When a new event persists, it is applied to all the relevant inline projections to check for any domain validation errors: if any error is found then the event will not be persisted. If an event is successfully persisted, subscribers can do additional work based on it (for example the platform can send out notifications to one or many of the end-users based on the type of event).

Ubora.Web


Ubora.Web is the main executable ASP.NET Model-View-Controller (MVC) project which holds the HTTP endpoint controllers, data transfers objects (view & post models), authorization logic and other services.
The UBORA e-infrastructure uses policy-based authorization and resource-based authorization.

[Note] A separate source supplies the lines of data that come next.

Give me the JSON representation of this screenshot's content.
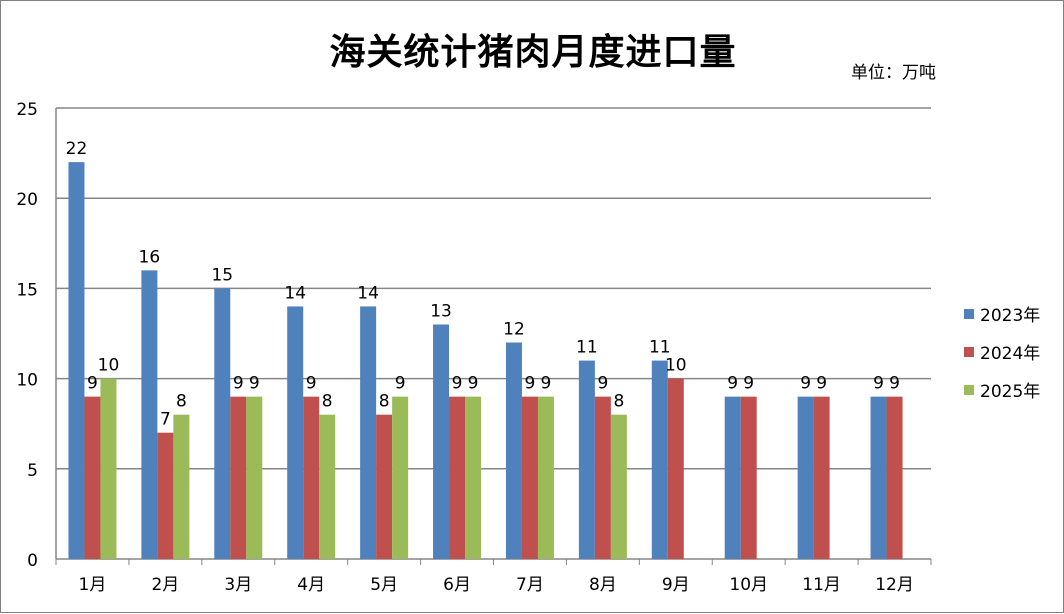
{
  "title": "海关统计猪肉月度进口量",
  "unit": "单位：万吨",
  "chart_data": {
    "type": "bar",
    "categories": [
      "1月",
      "2月",
      "3月",
      "4月",
      "5月",
      "6月",
      "7月",
      "8月",
      "9月",
      "10月",
      "11月",
      "12月"
    ],
    "ylim": [
      0,
      25
    ],
    "yticks": [
      0,
      5,
      10,
      15,
      20,
      25
    ],
    "grid": true,
    "legend_position": "right",
    "series": [
      {
        "name": "2023年",
        "color": "#4F81BD",
        "values": [
          22,
          16,
          15,
          14,
          14,
          13,
          12,
          11,
          11,
          9,
          9,
          9
        ]
      },
      {
        "name": "2024年",
        "color": "#C0504D",
        "values": [
          9,
          7,
          9,
          9,
          8,
          9,
          9,
          9,
          10,
          9,
          9,
          9
        ]
      },
      {
        "name": "2025年",
        "color": "#9BBB59",
        "values": [
          10,
          8,
          9,
          8,
          9,
          9,
          9,
          8,
          null,
          null,
          null,
          null
        ]
      }
    ]
  }
}
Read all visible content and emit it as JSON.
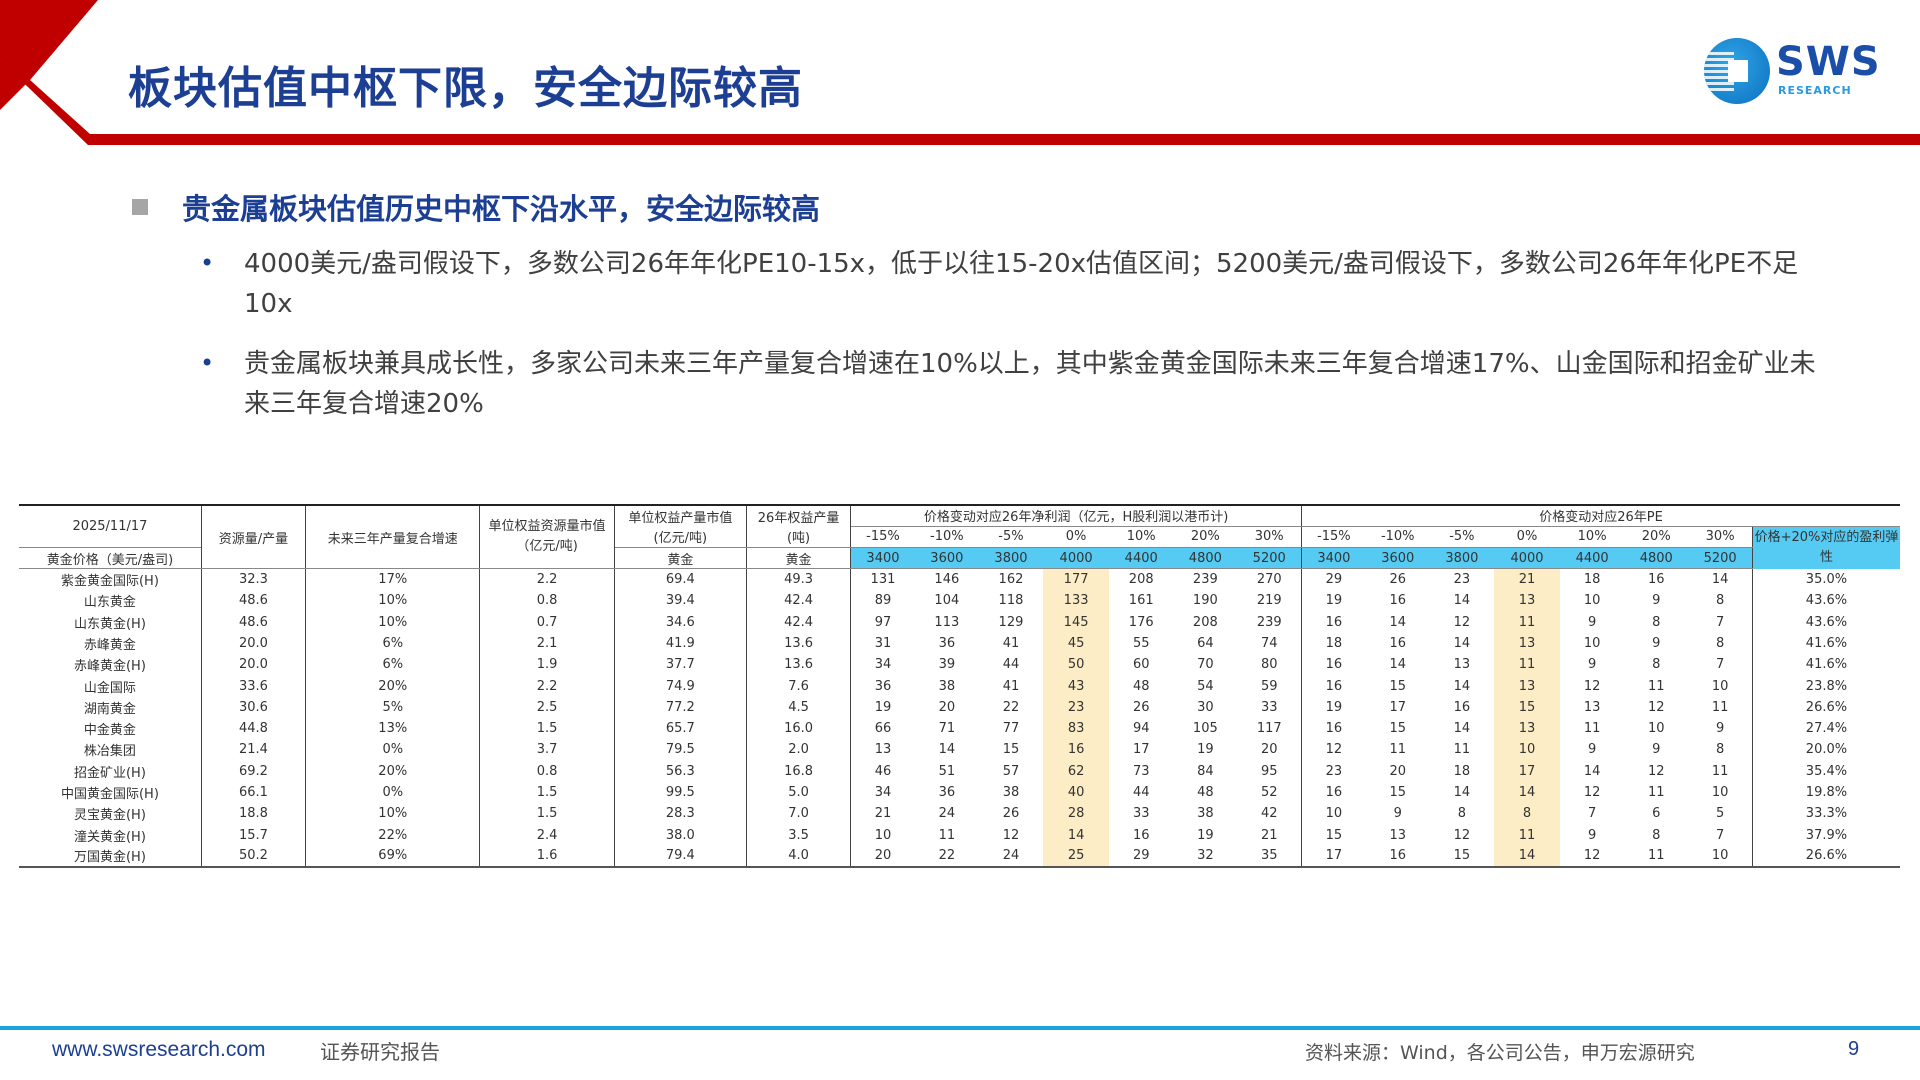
{
  "header": {
    "title": "板块估值中枢下限，安全边际较高",
    "logo": {
      "main": "SWS",
      "sub": "RESEARCH"
    },
    "accent_red": "#c00000",
    "title_blue": "#1c3f94"
  },
  "section": {
    "heading": "贵金属板块估值历史中枢下沿水平，安全边际较高",
    "bullets": [
      "4000美元/盎司假设下，多数公司26年年化PE10-15x，低于以往15-20x估值区间；5200美元/盎司假设下，多数公司26年年化PE不足10x",
      "贵金属板块兼具成长性，多家公司未来三年产量复合增速在10%以上，其中紫金黄金国际未来三年复合增速17%、山金国际和招金矿业未来三年复合增速20%"
    ]
  },
  "table": {
    "date": "2025/11/17",
    "gold_price_label": "黄金价格（美元/盎司)",
    "col_headers": {
      "reserve_ratio": "资源量/产量",
      "cagr": "未来三年产量复合增速",
      "unit_resource_mv": "单位权益资源量市值（亿元/吨)",
      "unit_output_mv": "单位权益产量市值",
      "unit_output_mv_unit": "(亿元/吨)",
      "output26": "26年权益产量",
      "output26_unit": "(吨)",
      "gold": "黄金",
      "profit_group": "价格变动对应26年净利润（亿元，H股利润以港币计)",
      "pe_group": "价格变动对应26年PE",
      "elasticity": "价格+20%对应的盈利弹性"
    },
    "changes": [
      "-15%",
      "-10%",
      "-5%",
      "0%",
      "10%",
      "20%",
      "30%"
    ],
    "prices": [
      "3400",
      "3600",
      "3800",
      "4000",
      "4400",
      "4800",
      "5200"
    ],
    "highlight_color": "#fdedc6",
    "price_row_color": "#55cbf3",
    "rows": [
      {
        "name": "紫金黄金国际(H)",
        "reserve": "32.3",
        "cagr": "17%",
        "res_mv": "2.2",
        "out_mv": "69.4",
        "out26": "49.3",
        "profit": [
          "131",
          "146",
          "162",
          "177",
          "208",
          "239",
          "270"
        ],
        "pe": [
          "29",
          "26",
          "23",
          "21",
          "18",
          "16",
          "14"
        ],
        "elastic": "35.0%"
      },
      {
        "name": "山东黄金",
        "reserve": "48.6",
        "cagr": "10%",
        "res_mv": "0.8",
        "out_mv": "39.4",
        "out26": "42.4",
        "profit": [
          "89",
          "104",
          "118",
          "133",
          "161",
          "190",
          "219"
        ],
        "pe": [
          "19",
          "16",
          "14",
          "13",
          "10",
          "9",
          "8"
        ],
        "elastic": "43.6%"
      },
      {
        "name": "山东黄金(H)",
        "reserve": "48.6",
        "cagr": "10%",
        "res_mv": "0.7",
        "out_mv": "34.6",
        "out26": "42.4",
        "profit": [
          "97",
          "113",
          "129",
          "145",
          "176",
          "208",
          "239"
        ],
        "pe": [
          "16",
          "14",
          "12",
          "11",
          "9",
          "8",
          "7"
        ],
        "elastic": "43.6%"
      },
      {
        "name": "赤峰黄金",
        "reserve": "20.0",
        "cagr": "6%",
        "res_mv": "2.1",
        "out_mv": "41.9",
        "out26": "13.6",
        "profit": [
          "31",
          "36",
          "41",
          "45",
          "55",
          "64",
          "74"
        ],
        "pe": [
          "18",
          "16",
          "14",
          "13",
          "10",
          "9",
          "8"
        ],
        "elastic": "41.6%"
      },
      {
        "name": "赤峰黄金(H)",
        "reserve": "20.0",
        "cagr": "6%",
        "res_mv": "1.9",
        "out_mv": "37.7",
        "out26": "13.6",
        "profit": [
          "34",
          "39",
          "44",
          "50",
          "60",
          "70",
          "80"
        ],
        "pe": [
          "16",
          "14",
          "13",
          "11",
          "9",
          "8",
          "7"
        ],
        "elastic": "41.6%"
      },
      {
        "name": "山金国际",
        "reserve": "33.6",
        "cagr": "20%",
        "res_mv": "2.2",
        "out_mv": "74.9",
        "out26": "7.6",
        "profit": [
          "36",
          "38",
          "41",
          "43",
          "48",
          "54",
          "59"
        ],
        "pe": [
          "16",
          "15",
          "14",
          "13",
          "12",
          "11",
          "10"
        ],
        "elastic": "23.8%"
      },
      {
        "name": "湖南黄金",
        "reserve": "30.6",
        "cagr": "5%",
        "res_mv": "2.5",
        "out_mv": "77.2",
        "out26": "4.5",
        "profit": [
          "19",
          "20",
          "22",
          "23",
          "26",
          "30",
          "33"
        ],
        "pe": [
          "19",
          "17",
          "16",
          "15",
          "13",
          "12",
          "11"
        ],
        "elastic": "26.6%"
      },
      {
        "name": "中金黄金",
        "reserve": "44.8",
        "cagr": "13%",
        "res_mv": "1.5",
        "out_mv": "65.7",
        "out26": "16.0",
        "profit": [
          "66",
          "71",
          "77",
          "83",
          "94",
          "105",
          "117"
        ],
        "pe": [
          "16",
          "15",
          "14",
          "13",
          "11",
          "10",
          "9"
        ],
        "elastic": "27.4%"
      },
      {
        "name": "株冶集团",
        "reserve": "21.4",
        "cagr": "0%",
        "res_mv": "3.7",
        "out_mv": "79.5",
        "out26": "2.0",
        "profit": [
          "13",
          "14",
          "15",
          "16",
          "17",
          "19",
          "20"
        ],
        "pe": [
          "12",
          "11",
          "11",
          "10",
          "9",
          "9",
          "8"
        ],
        "elastic": "20.0%"
      },
      {
        "name": "招金矿业(H)",
        "reserve": "69.2",
        "cagr": "20%",
        "res_mv": "0.8",
        "out_mv": "56.3",
        "out26": "16.8",
        "profit": [
          "46",
          "51",
          "57",
          "62",
          "73",
          "84",
          "95"
        ],
        "pe": [
          "23",
          "20",
          "18",
          "17",
          "14",
          "12",
          "11"
        ],
        "elastic": "35.4%"
      },
      {
        "name": "中国黄金国际(H)",
        "reserve": "66.1",
        "cagr": "0%",
        "res_mv": "1.5",
        "out_mv": "99.5",
        "out26": "5.0",
        "profit": [
          "34",
          "36",
          "38",
          "40",
          "44",
          "48",
          "52"
        ],
        "pe": [
          "16",
          "15",
          "14",
          "14",
          "12",
          "11",
          "10"
        ],
        "elastic": "19.8%"
      },
      {
        "name": "灵宝黄金(H)",
        "reserve": "18.8",
        "cagr": "10%",
        "res_mv": "1.5",
        "out_mv": "28.3",
        "out26": "7.0",
        "profit": [
          "21",
          "24",
          "26",
          "28",
          "33",
          "38",
          "42"
        ],
        "pe": [
          "10",
          "9",
          "8",
          "8",
          "7",
          "6",
          "5"
        ],
        "elastic": "33.3%"
      },
      {
        "name": "潼关黄金(H)",
        "reserve": "15.7",
        "cagr": "22%",
        "res_mv": "2.4",
        "out_mv": "38.0",
        "out26": "3.5",
        "profit": [
          "10",
          "11",
          "12",
          "14",
          "16",
          "19",
          "21"
        ],
        "pe": [
          "15",
          "13",
          "12",
          "11",
          "9",
          "8",
          "7"
        ],
        "elastic": "37.9%"
      },
      {
        "name": "万国黄金(H)",
        "reserve": "50.2",
        "cagr": "69%",
        "res_mv": "1.6",
        "out_mv": "79.4",
        "out26": "4.0",
        "profit": [
          "20",
          "22",
          "24",
          "25",
          "29",
          "32",
          "35"
        ],
        "pe": [
          "17",
          "16",
          "15",
          "14",
          "12",
          "11",
          "10"
        ],
        "elastic": "26.6%"
      }
    ]
  },
  "footer": {
    "url": "www.swsresearch.com",
    "label": "证券研究报告",
    "source": "资料来源：Wind，各公司公告，申万宏源研究",
    "page": "9"
  }
}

Each policy has one or more requirements, which can have one or more handlers. Users are authorized on each HTTP request and the system does not blindly trust any data that comes from the client-side, because they can always be tampered.

Ubora.Domain.Tests & Ubora.Web.Tests


These projects hold unit and integration tests for the components that make up the e-infrastructure. The file structures usually correspond to the projects with real implementation. For example, when Ubora.Domain holds UserProfile.cs under the folder Users, the Test project will have UserProfileTests.cs under the same folder. When developing new components, the unit tests have been written before the real implementation, to check if the component works properly and how the API looks to its users. In this way, when the real implementation is created after the test, we will get fast feedback (much faster than starting the e-infrastructure and clicking through) to have a so-called safety net when future developers will modify the component.